Reliant de plain-pied le Salon Frais et le Salon des Jardins, la galerie ouvre sur les parterres au sud et sur le bosquet des Sources au nord. Baignée par la lumière, envahie par les parfums des fleurs et dotée de miroirs, cette longue pièce devient le reflet de la nature environnante. Vingt-quatre tableaux représentant les jardins de Versailles répondent aux grandes ouvertures vers la nature. Les deux-tiers sont exécutés à la fin de l’année 1689, les derniers avant 1693, date des ultimes paiements. Cotelle se voit confier l’essentiel de la commande, soit vingt et un tableaux ; Étienne Allegrain en exécute deux et Jean-Baptiste Martin, un.

Cotelle crée ici des peintures d’un genre inédit en agrémentant ses vues topographiques de scènes historiées. Le peintre s’est appliqué à représenter chaque lieu avec précision, en donnant parfois du même bosquet un deuxième angle de vue, comme pour les bosquets du Théâtre d’Eau et de l’Arc de Triomphe. Ces œuvres conservent également le souvenir de bosquets détruits comme ceux du Labyrinthe, du Marais et du Théâtre d’Eau.

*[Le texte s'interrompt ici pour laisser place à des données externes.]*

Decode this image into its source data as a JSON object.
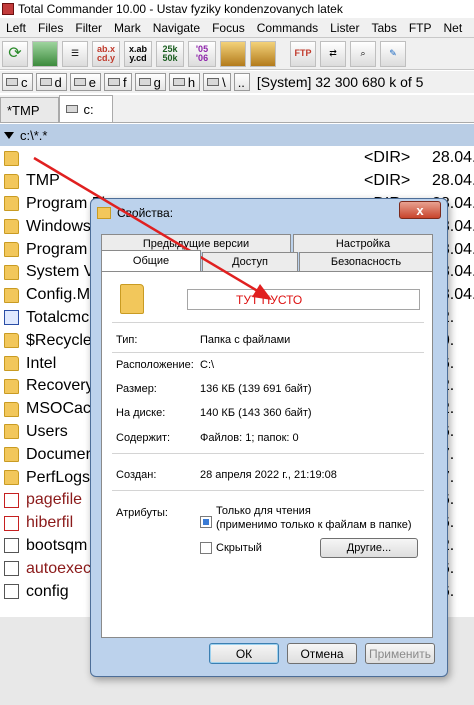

Dans ces tableaux, Cotelle fait du bosquet un décor adapté à la narration d’épisodes tirés de la mythologie et de la fable. D’un espace à l’autre, un monde idéal et galant se déploie : celui de l’Olympe descendu sur Terre ; un monde de figures aux physiques semblables, éternellement jeunes, pareillement vêtues, de dieux reconnaissables à leurs attributs, et d’amours souvent dissipés.

Les trois peintures d’Allegrain et de Martin diffèrent des œuvres de Cotelle par leur perspective plongeante mais surtout par la présence de personnages vêtus à la mode du temps. Les raisons de ce changement d’orientation, perturbant l’unité de style de la galerie, restent sans réponse. Louis XIV, qui suivait de près les travaux de Trianon, a de toute évidence approuvé ce choix

 – L’inspiration italienne

Cotelle a observé les peintres bolonais et en particulier l’Albane, probablement dès son séjour en Italie et plus tard en France, où il avait à sa disposition les collections de Mazarin, d’André Le Nôtre et surtout celle de Louis XIV, qui rassembla trente et un tableaux de l’artiste italien. Cotelle n’est d’ailleurs pas le seul à tomber sous le charme de l’Albane ; le décor de la galerie du château de Saint-Cloud par Pierre Mignard se fait l’écho des représentations poétiques du bolonais.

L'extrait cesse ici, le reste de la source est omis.